Ya sabemos como van las Yamaha XJ 900 en circuito. Juan Garriga con la XJ 900 de Juan Vilaró ganó dos mangas en Albacete delante de Paco Rico con una Honda CB 900 y delante de las Honda VF 750 de "Aspar" y Andrés Pérez Rubio. En el Jarama las carreras han sido ganadas por Andrés Pérez Rubio con Suzuki GSX 1.100 (2) Sixto Martín (Guzzi Le Mans oficial) y Falo Fernández con Ducati Pantah 600. ¿Cómo iría una BMW K en una carrera de estas? Pues con la K de esta prueba hice una sesión de media hora en el Jarama. Rodé con bastante precaución sobre todo porque me temo que una caída al lado izquierdo sin protectores de cárteres (un accesorio que me parece funda-mental y que BMW ya ofrece en España) podría causar destrozos muy importantes a la culata. Durante un par de vueltas rodé, según los hombres de Moto Acción, en 1,49 nada mal para una moto de estricta serie, pero no iba a por ningún crono, sino quería llegar a conclusiones sobre el comportamiento de la K durante conducción en circuito. Y el circuito es otro mundo. En carretera solo había llegado a rozar las estriberas y la pata de cabra un par de veces. Pero en el Jarama la K rozaba en todas las curvas desde la primera vuelta. Solo tocan caballete, pata y estriberas, el silencioso no. El largo recorrido de horquilla de 185 mm. es excesivo para una "moto de competición" y si durante conducción deportiva civilizada en montaña no hace falta un sistema anti-dive, en circuito la K se hunde exageradamente llegado a dar tope de horquilla en Bugatti. Al bajar a segunda marcha para Bugatti y Le Mans los rebotes del tren trasero son grandes y casi inevitables.
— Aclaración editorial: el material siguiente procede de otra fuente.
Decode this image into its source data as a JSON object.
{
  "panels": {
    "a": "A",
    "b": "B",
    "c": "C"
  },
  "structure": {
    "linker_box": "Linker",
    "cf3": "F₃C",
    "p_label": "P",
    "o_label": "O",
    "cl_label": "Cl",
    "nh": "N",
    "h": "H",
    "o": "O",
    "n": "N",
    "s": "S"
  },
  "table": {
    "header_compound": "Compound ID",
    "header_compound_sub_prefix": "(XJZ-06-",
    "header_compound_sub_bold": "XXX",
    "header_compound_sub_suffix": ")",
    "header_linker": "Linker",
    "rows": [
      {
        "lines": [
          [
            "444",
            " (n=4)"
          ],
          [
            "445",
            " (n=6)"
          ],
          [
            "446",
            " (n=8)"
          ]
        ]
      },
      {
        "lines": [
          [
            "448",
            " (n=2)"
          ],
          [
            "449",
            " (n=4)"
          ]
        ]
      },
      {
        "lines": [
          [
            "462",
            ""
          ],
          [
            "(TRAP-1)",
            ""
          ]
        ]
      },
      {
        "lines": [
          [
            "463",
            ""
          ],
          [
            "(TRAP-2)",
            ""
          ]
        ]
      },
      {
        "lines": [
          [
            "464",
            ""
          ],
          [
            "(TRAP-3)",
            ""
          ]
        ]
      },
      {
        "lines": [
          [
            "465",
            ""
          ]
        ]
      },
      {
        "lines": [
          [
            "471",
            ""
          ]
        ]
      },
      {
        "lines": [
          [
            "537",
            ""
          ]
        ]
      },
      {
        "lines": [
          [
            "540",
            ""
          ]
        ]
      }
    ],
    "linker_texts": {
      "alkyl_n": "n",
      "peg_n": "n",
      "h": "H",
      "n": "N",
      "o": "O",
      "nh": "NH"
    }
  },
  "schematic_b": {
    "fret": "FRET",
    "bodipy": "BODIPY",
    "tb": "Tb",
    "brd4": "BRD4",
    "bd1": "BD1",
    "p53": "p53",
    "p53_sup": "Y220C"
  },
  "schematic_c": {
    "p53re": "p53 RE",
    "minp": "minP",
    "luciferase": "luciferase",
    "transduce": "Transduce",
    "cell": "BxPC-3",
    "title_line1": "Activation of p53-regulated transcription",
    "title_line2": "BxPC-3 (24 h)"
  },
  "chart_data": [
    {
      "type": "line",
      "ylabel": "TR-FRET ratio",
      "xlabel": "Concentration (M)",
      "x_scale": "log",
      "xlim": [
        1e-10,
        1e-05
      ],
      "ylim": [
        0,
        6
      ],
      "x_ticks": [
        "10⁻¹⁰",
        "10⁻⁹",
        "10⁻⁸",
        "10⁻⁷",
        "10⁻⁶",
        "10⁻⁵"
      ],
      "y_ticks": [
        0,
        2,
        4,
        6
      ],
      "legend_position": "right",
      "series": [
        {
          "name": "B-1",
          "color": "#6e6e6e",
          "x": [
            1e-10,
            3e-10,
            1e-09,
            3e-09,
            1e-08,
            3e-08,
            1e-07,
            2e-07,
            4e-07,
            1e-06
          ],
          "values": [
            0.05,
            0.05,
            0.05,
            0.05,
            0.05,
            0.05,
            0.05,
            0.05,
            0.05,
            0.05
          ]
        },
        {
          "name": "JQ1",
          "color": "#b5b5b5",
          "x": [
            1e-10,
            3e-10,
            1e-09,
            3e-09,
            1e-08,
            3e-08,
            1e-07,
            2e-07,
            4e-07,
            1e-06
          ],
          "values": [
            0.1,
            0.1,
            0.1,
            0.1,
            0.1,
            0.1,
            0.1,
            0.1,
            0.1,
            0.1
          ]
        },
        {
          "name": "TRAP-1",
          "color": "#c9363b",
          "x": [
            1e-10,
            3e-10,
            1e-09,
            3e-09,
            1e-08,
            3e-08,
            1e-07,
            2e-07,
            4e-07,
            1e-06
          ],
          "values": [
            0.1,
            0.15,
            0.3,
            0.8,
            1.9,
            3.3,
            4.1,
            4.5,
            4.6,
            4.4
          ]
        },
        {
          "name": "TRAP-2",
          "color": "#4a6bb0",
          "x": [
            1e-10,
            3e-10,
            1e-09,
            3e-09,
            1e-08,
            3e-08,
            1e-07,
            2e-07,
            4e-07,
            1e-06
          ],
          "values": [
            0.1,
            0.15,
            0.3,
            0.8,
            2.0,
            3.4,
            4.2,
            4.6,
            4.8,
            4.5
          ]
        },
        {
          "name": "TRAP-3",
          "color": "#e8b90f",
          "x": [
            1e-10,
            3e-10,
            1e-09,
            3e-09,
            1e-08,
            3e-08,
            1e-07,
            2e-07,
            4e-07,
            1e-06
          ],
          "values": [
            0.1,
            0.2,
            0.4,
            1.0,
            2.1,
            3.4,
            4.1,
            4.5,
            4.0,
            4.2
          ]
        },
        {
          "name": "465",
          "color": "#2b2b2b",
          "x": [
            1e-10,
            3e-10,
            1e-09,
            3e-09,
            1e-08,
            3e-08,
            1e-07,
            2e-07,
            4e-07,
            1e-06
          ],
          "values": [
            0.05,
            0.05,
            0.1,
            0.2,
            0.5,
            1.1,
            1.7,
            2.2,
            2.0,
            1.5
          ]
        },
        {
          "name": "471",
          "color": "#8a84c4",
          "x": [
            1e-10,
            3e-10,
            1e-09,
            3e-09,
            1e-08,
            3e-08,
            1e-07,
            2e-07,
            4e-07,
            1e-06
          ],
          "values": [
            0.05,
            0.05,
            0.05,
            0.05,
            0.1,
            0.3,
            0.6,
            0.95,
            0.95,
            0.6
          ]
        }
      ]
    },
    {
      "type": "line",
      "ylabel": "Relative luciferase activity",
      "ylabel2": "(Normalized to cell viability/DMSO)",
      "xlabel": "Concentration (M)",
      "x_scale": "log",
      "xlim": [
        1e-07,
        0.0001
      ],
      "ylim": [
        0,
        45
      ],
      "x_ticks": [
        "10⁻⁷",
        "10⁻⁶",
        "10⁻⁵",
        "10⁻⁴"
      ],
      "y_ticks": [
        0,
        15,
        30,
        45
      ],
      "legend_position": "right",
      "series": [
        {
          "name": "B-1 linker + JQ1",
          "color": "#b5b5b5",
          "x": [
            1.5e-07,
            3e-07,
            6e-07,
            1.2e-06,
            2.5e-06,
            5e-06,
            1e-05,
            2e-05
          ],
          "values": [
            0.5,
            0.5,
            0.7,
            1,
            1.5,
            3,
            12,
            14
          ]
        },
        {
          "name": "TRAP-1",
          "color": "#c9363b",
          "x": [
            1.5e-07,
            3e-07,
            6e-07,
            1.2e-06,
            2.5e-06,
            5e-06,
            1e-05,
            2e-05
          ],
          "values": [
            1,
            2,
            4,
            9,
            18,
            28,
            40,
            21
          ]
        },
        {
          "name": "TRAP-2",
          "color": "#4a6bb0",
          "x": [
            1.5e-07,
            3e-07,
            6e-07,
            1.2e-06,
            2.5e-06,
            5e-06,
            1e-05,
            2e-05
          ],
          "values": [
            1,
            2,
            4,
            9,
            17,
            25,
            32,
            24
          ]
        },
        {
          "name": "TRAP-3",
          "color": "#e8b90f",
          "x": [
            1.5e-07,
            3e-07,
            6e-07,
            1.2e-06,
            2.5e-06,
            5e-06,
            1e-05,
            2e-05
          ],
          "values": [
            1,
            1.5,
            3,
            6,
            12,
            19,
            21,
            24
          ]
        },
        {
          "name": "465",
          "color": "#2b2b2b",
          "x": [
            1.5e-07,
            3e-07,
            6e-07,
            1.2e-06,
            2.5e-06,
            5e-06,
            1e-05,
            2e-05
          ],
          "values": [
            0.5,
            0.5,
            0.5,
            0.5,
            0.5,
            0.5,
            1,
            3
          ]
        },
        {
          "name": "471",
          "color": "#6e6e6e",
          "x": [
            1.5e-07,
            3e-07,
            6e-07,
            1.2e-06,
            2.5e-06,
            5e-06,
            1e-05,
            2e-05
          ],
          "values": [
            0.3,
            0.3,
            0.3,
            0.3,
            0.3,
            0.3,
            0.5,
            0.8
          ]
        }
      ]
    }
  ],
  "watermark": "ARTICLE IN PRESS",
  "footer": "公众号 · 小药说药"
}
Después de unas cinco vueltas empezaba a encontrarla corta de frenos al final de recta y en general la moto resultó blanda de suspensiones con cierta flotación de dirección en la curva del Túnel y en Varzi, las dos curvas rápidas. Subía la Rampa de Pagaso noblemente, y los Pirelli Phanton dieron confianza, aunque tal vez con tendencia a derrapar sin avisar cuando se calentaron.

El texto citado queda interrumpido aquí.